Kenya is leading efforts in Africa to reduce soil erosion in semi-arid farming regions. ``Successes in soil conservation are few and far between,'' writes Paul Harrison in his recent book, The Greening of Africa. ``Perhaps the most outstanding program in Africa has been Kenya's.''

The keys to this success, according to Kenyan and international experts, is twofold: simple, cheap methods, that can be carried out primarily by the farmers using hand tools; and strong government promotion of soil conservation efforts.

Literally hundreds of thousands of Kenyan farmers have dug terraces on their hilly fields, using hand tools provided by foreign assistance. Those who could afford it, like the Kimanzies, hired paid labor for the strenuous work. But many other farmers pooled their efforts, working together to dig the terraces.

``We found you can't work alone,'' says Minza Mwikyawikya, an elderly Kenyan still farming near here. He helped form a group that has dug terraces, built low dams to trap drinking water, and planted trees. ``We found it's a good thing to unite together.''

All this effort comes of necessity, says Maurcie Mbegera, a Kenyan government soil conservation official. ``The problem is, the high potential [growth] areas supporting the rest of Kenya in food production are getting over-pressed with population,'' he says. Farmers are spreading out to farm and pasture lands once considered not good enough for farming. In many regions, they are moving onto hilly slopes susceptible to severe erosion.

But Kenyan President Daniel arap Moi has made fighting soil erosion a priority. He personally participates from time to time in conservation projects. And he has set up a presidential commission to coordinate work on behalf of forestation and soil conservation.

Kenyan extension agents fan out across the country to teach farmers to teach other farmers terracing techniques, taking their cue from President Moi and local politicians.

One Sunday, even church leaders were ``preaching in the church on soil conservation,'' says Arne Eriksson, a soil conservation specialist in Kenya with the Swedish International Development Authority (SIDA).

Terracing is not new to Kenya. The British colonial administration ``forced'' farmers to build terraces, according to soil conservation experts here.

After independence in 1963, terracing was largely abandoned.
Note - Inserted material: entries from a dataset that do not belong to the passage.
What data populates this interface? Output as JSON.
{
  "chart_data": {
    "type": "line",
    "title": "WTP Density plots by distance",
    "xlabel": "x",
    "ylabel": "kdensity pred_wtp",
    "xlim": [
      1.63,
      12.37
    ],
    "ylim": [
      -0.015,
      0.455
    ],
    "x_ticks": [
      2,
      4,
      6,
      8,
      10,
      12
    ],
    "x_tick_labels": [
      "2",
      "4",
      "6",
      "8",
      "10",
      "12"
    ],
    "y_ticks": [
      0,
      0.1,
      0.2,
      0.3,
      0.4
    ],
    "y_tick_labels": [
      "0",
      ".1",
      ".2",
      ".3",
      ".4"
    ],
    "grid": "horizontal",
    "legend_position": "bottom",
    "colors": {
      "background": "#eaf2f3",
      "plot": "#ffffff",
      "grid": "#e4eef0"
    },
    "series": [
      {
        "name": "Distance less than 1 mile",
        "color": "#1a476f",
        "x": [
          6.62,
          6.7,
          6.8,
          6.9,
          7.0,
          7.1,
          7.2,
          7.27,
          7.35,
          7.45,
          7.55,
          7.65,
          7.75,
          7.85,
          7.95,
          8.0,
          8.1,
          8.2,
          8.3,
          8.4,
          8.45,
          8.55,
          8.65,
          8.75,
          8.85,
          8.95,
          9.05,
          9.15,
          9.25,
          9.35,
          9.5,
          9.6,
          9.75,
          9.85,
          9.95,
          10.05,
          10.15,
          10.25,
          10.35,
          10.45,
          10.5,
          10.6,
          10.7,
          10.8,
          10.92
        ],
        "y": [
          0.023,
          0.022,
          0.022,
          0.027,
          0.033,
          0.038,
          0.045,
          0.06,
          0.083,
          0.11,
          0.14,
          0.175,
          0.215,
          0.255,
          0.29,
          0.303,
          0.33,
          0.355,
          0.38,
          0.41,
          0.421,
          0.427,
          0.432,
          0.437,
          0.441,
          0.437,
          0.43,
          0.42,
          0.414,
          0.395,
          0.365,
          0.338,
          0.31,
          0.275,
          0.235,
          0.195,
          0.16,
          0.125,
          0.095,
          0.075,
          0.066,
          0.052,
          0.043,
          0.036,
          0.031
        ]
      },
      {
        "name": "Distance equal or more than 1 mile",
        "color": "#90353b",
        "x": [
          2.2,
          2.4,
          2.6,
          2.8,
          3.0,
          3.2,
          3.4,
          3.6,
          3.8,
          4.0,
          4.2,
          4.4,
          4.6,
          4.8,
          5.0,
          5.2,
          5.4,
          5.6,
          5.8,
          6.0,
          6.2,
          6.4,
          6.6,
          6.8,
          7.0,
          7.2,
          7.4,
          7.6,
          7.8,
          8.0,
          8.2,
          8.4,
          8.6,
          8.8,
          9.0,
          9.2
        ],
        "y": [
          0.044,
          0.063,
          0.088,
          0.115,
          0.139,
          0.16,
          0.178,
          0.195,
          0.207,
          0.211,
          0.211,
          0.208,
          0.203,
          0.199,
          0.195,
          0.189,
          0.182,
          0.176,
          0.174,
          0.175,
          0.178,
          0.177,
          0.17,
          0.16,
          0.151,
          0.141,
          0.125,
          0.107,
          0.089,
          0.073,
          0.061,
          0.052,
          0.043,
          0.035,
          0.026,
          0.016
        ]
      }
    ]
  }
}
The practice had a bad name by being so closely associated with forced labor and colonial rule. But in the early 1970's, Kenya sought the help of the Swedish government in reviving the practise - this time without force.

Beginning in 1974, SIDA began assisting Kenya on this - and still does. Under a grant program, SIDA today provides experts and about $2.3 million a year. The US also has provided some assistance.
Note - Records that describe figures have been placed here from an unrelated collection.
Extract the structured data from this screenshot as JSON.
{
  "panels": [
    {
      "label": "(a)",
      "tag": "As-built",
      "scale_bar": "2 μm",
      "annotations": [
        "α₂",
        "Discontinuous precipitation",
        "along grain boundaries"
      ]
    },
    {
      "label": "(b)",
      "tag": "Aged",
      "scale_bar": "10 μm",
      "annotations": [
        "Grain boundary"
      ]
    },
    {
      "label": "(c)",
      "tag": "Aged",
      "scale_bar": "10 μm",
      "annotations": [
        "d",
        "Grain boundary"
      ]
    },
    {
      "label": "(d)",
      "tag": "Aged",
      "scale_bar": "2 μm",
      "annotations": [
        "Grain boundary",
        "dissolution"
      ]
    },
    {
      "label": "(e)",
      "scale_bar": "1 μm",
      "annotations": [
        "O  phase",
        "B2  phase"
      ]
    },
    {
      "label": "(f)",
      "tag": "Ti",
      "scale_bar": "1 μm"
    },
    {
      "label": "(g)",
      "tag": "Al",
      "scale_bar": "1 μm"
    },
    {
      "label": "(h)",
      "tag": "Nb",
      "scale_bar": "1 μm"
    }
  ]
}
One of the techniques the Swedes and Kenyans developed is a terrace called fanya-juu, (Swahili for ``do up.'') It is based on methods once used by the Kamba people, who live in this region about two hours southeast of Nairobi, the capital.

A trench is dug along the contour of the hillside. The soil and rocks from the trench are thrown on the uphill side of the trench, forming a ridge. Gradually, the trapped soil tends to level off the terrace, even as it provides added nutrients and moisture to crops.
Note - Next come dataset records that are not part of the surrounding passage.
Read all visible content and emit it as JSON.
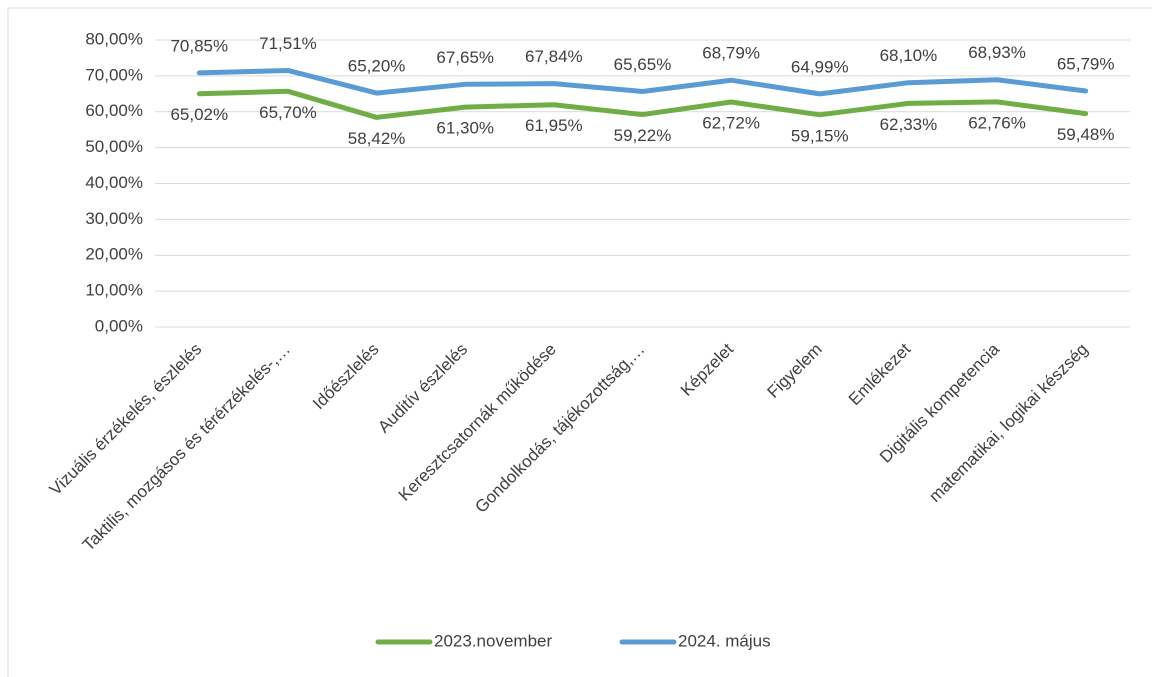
{
  "chart_data": {
    "type": "line",
    "categories": [
      "Vizuális érzékelés, észlelés",
      "Taktilis, mozgásos és térérzékelés-,…",
      "Időészlelés",
      "Auditív észlelés",
      "Keresztcsatornák működése",
      "Gondolkodás, tájékozottság,…",
      "Képzelet",
      "Figyelem",
      "Emlékezet",
      "Digitális kompetencia",
      "matematikai, logikai készség"
    ],
    "series": [
      {
        "name": "2023.november",
        "color": "#70ad47",
        "values": [
          65.02,
          65.7,
          58.42,
          61.3,
          61.95,
          59.22,
          62.72,
          59.15,
          62.33,
          62.76,
          59.48
        ],
        "value_labels": [
          "65,02%",
          "65,70%",
          "58,42%",
          "61,30%",
          "61,95%",
          "59,22%",
          "62,72%",
          "59,15%",
          "62,33%",
          "62,76%",
          "59,48%"
        ]
      },
      {
        "name": "2024. május",
        "color": "#5b9bd5",
        "values": [
          70.85,
          71.51,
          65.2,
          67.65,
          67.84,
          65.65,
          68.79,
          64.99,
          68.1,
          68.93,
          65.79
        ],
        "value_labels": [
          "70,85%",
          "71,51%",
          "65,20%",
          "67,65%",
          "67,84%",
          "65,65%",
          "68,79%",
          "64,99%",
          "68,10%",
          "68,93%",
          "65,79%"
        ]
      }
    ],
    "ylim": [
      0,
      80
    ],
    "yticks": [
      {
        "value": 0,
        "label": "0,00%"
      },
      {
        "value": 10,
        "label": "10,00%"
      },
      {
        "value": 20,
        "label": "20,00%"
      },
      {
        "value": 30,
        "label": "30,00%"
      },
      {
        "value": 40,
        "label": "40,00%"
      },
      {
        "value": 50,
        "label": "50,00%"
      },
      {
        "value": 60,
        "label": "60,00%"
      },
      {
        "value": 70,
        "label": "70,00%"
      },
      {
        "value": 80,
        "label": "80,00%"
      }
    ],
    "grid": true,
    "legend": "bottom"
  }
}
The ridge can be planted in grass to be hand cut for cattle. Even the trench can be used, for planting banana or some other fruit tree, which also serves to hold topsoil.

Terraces are most effectively used as part of a package of improved farming techniques, says Leroy Scherer, an American specialist who has trained farmers in this area in soil conservation. Other techniques, says Mr. Scherer, include crop rotation and planting legumes and some trees in fields, which deposit nitrogen (a natural fertilizer) into the soil.